Francophones are moving off island, encouraged by government policies

La langue - un état des lieux



With the heating up of tensions over the declining place of French on Montreal Island, some nationalists are calling for reducing immigration, others for steering allophones to French CEGEPS, still others for merging franco and anglo CEGEPS so as to shrink the influence of the latter.
Excuse me. A far simpler solution exists.
How about simply ceasing to encourage people to move away from Montreal Island?

Everyone knows that middle-class francophones make up the great majority of those Montreal island residents who leave for the off-island suburbs. Everyone also knows that this exodus (along with the low birthrate among francophones) is responsible for the chronic erosion of French as the island's lingua franca. The 2006 census showed that 49.8 per cent of islanders had French as their mother tongue, down 3.4 per cent from five years before.
But I don't think anyone has grasped how the exodus has accelerated since the start of the century. Figures for the 2006-07 fiscal year, made public by the Institut de la statistique du Québec this week, show that 23,827 people moved off the island to other parts of Quebec (in 92 per cent of cases to off-island suburbs) than moved to the island from elsewhere in Quebec. This is 20 times the net loss in 1998-99, when only 1,172 people more left than came.
To be sure, the late 1990s were an unusually rocky period economically, with Quebec still recovering from the 1995 referendum. A comparison with 1998-99 - the earliest year for which the Institut has figures - therefore has the effect of making the current level appear extra-intense.
Nonetheless, today's level is remarkably high. A demographer for the Institut says you'd have to go back to a four- or five- year period ending in 1990 to find anything like it. That's the period of feverish urban sprawl that alarmed provincial politicians as they saw the island's tax base suffering.
Indeed, one of the reasons the Parti Québécois government gave for merging Montreal Island was to curb sprawl. No one ever said how this was supposed to work, and the graph shows the absurdity of the rationale: Coincidence or not, the exodus began its steep rise shortly after the government launched the merger concept in 2000, and it reached high altitude after the merger took effect in 2002.
What explains the resurgence of the francophone flight to the 450 area code?
Much of it, of course, has to do with the familiar suburban staples of greenery, low house prices and low municipal taxes. But the Quebec government has helped the trend along in many ways. This, ironically, is especially true of governments of the PQ, whose leaders are loudest in bewailing the island's de-francization.

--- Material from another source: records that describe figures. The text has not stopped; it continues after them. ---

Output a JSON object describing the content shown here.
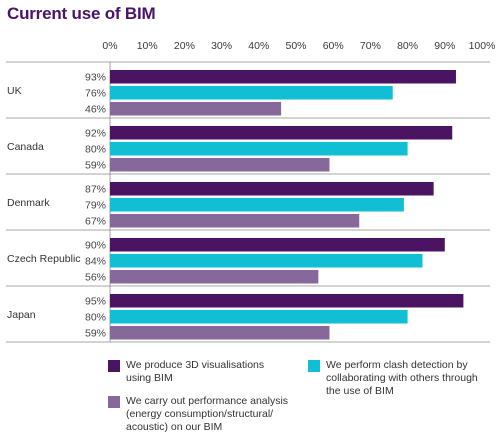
{
  "title": "Current use of BIM",
  "chart_data": {
    "type": "bar",
    "orientation": "horizontal",
    "categories": [
      "UK",
      "Canada",
      "Denmark",
      "Czech Republic",
      "Japan"
    ],
    "series": [
      {
        "name": "We produce 3D visualisations using BIM",
        "color": "#4a1463",
        "values": [
          93,
          92,
          87,
          90,
          95
        ]
      },
      {
        "name": "We perform clash detection by collaborating with others through the use of BIM",
        "color": "#10bfd4",
        "values": [
          76,
          80,
          79,
          84,
          80
        ]
      },
      {
        "name": "We carry out performance analysis (energy consumption/structural/ acoustic) on our BIM",
        "color": "#86699a",
        "values": [
          46,
          59,
          67,
          56,
          59
        ]
      }
    ],
    "xticks": [
      "0%",
      "10%",
      "20%",
      "30%",
      "40%",
      "50%",
      "60%",
      "70%",
      "80%",
      "90%",
      "100%"
    ],
    "xlim": [
      0,
      100
    ],
    "value_labels": [
      [
        "93%",
        "76%",
        "46%"
      ],
      [
        "92%",
        "80%",
        "59%"
      ],
      [
        "87%",
        "79%",
        "67%"
      ],
      [
        "90%",
        "84%",
        "56%"
      ],
      [
        "95%",
        "80%",
        "59%"
      ]
    ],
    "legend_position": "bottom",
    "grid": false
  },
  "legend": {
    "items": [
      {
        "lines": [
          "We produce 3D visualisations",
          "using BIM"
        ],
        "color": "#4a1463"
      },
      {
        "lines": [
          "We perform clash detection by",
          "collaborating with others through",
          "the use of BIM"
        ],
        "color": "#10bfd4"
      },
      {
        "lines": [
          "We carry out performance analysis",
          "(energy consumption/structural/",
          "acoustic) on our BIM"
        ],
        "color": "#86699a"
      }
    ]
  }
}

That's why people who want to stabilize the place of French on Montreal Island might wisely turn their attention away from immigration or CEGEPs and instead demand that politicians rein in three Quebec government departments in particular.
The first is the transport department. It has facilitated the current exodus during the PQ years by initiating the commuter-rail line from Blainville in 1997, as well as the line from Delson-Candiac in 2001. Under the PQ, the department also started the Laval métro and planned both the extension of Highway 25 and the enlargement of Notre Dame St., a joint project that the Liberals will carry out and that will spur the exodus to Laval and the North Shore. The Liberals also aim to open a rail line to Mascouche on the North Shore in 2010.

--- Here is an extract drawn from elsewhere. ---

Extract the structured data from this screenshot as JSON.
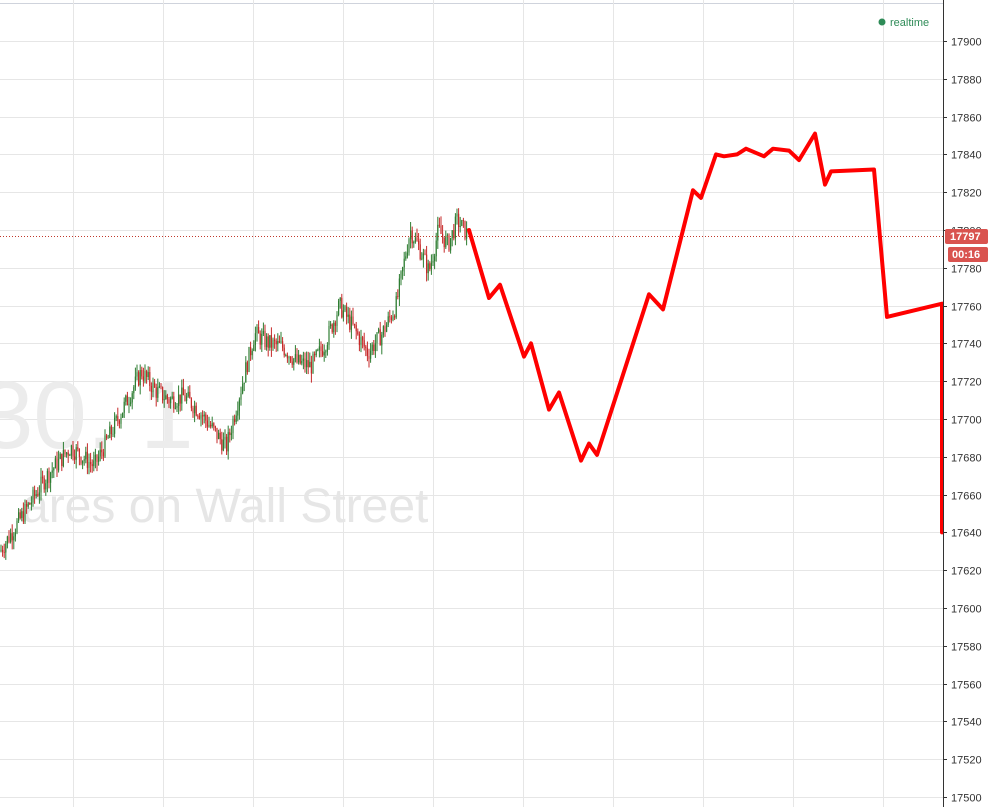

The agriculture department also deserves attention. Its commission on farmland protection has accelerated sprawl by approving zoning changes that give free rein to housing tracts.

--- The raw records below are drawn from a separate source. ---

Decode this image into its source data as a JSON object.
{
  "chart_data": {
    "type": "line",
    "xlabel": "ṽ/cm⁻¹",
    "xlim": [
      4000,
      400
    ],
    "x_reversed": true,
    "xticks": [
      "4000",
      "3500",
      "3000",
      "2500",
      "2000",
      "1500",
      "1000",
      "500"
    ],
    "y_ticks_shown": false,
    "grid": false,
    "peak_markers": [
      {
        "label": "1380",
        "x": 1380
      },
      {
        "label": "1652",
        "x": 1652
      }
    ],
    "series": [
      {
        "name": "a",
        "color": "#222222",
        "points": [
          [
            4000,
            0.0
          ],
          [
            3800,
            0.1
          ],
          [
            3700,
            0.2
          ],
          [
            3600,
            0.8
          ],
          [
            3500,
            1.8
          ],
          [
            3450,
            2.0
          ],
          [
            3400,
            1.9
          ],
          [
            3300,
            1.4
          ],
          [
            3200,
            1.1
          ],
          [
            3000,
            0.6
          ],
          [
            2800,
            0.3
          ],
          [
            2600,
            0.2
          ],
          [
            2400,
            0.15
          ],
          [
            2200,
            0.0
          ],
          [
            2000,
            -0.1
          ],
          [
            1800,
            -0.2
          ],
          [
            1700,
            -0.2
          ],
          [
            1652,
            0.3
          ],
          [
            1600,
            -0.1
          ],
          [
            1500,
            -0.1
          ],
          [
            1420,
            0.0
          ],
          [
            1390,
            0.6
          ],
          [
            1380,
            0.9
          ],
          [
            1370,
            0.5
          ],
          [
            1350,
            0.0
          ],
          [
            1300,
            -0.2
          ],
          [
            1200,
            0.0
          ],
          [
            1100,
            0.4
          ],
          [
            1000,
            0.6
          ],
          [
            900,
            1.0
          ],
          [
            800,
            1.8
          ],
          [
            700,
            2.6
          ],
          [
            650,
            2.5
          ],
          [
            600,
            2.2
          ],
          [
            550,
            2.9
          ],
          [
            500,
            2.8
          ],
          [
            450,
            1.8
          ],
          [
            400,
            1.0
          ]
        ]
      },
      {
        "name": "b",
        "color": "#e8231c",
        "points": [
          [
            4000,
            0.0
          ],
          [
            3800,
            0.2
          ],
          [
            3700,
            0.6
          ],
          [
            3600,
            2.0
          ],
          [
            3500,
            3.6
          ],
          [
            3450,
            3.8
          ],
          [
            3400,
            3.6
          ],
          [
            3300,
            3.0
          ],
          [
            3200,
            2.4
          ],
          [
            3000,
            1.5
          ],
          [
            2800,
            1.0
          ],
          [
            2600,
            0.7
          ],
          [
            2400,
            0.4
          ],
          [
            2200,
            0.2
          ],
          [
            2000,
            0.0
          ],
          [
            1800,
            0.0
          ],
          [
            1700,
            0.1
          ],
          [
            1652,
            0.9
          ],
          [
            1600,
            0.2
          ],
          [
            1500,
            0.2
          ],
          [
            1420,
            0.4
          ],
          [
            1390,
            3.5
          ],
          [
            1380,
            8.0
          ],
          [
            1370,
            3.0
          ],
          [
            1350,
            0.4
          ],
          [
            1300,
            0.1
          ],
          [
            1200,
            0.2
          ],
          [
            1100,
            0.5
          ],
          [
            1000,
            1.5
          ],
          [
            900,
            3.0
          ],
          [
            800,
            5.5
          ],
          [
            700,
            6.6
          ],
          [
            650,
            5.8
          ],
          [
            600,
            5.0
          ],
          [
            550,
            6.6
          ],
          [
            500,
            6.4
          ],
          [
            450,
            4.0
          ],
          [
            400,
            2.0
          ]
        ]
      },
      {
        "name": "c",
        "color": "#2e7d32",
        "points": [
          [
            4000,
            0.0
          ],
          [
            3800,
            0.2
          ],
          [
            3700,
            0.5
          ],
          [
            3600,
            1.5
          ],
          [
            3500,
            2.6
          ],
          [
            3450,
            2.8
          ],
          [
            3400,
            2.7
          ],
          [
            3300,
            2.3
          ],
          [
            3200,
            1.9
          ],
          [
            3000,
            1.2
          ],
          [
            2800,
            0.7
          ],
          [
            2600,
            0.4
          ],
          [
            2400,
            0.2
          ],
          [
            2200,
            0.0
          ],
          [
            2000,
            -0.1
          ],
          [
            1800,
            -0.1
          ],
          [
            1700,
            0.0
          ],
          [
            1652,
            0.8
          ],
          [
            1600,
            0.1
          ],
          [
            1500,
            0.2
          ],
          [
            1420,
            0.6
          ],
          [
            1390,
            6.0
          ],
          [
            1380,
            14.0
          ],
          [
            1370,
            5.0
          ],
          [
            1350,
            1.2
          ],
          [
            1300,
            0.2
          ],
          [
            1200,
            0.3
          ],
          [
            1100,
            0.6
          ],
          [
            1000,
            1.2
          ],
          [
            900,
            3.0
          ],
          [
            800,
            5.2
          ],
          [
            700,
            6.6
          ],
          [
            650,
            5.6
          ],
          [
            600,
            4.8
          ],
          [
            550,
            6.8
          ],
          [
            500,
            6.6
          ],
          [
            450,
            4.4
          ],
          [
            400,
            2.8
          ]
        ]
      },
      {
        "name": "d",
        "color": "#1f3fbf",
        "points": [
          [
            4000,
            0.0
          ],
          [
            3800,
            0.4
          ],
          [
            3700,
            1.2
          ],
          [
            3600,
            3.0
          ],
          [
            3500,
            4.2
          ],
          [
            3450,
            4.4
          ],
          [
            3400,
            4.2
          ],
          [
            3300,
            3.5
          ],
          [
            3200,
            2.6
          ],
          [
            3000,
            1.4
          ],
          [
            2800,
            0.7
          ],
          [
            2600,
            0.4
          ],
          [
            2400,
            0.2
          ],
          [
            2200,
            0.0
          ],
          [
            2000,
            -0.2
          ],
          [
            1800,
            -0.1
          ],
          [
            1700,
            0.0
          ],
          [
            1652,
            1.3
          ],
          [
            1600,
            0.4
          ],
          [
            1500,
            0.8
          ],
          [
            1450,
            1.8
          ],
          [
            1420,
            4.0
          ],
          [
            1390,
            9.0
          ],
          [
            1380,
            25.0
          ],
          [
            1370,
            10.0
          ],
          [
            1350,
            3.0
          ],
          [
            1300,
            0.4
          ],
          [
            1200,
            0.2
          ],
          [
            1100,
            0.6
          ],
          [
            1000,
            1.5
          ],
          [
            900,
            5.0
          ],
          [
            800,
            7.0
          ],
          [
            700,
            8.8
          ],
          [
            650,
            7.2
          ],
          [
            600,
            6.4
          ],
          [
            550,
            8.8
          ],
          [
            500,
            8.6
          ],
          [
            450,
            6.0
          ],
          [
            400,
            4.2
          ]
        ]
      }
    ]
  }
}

Finally, there's the municipal affairs department, which imposed the merger when its minister was the PQ's Louise Harel. The merger has brought with it higher taxes, more impersonal local government and deteriorating services. Generally speaking, it's made the island a less attractive place to live relative to the off-island suburbs.
Politicians can't have it both ways. They can't logically rail against the declining place of French on Montreal Island while at the time indirectly promoting that same decline.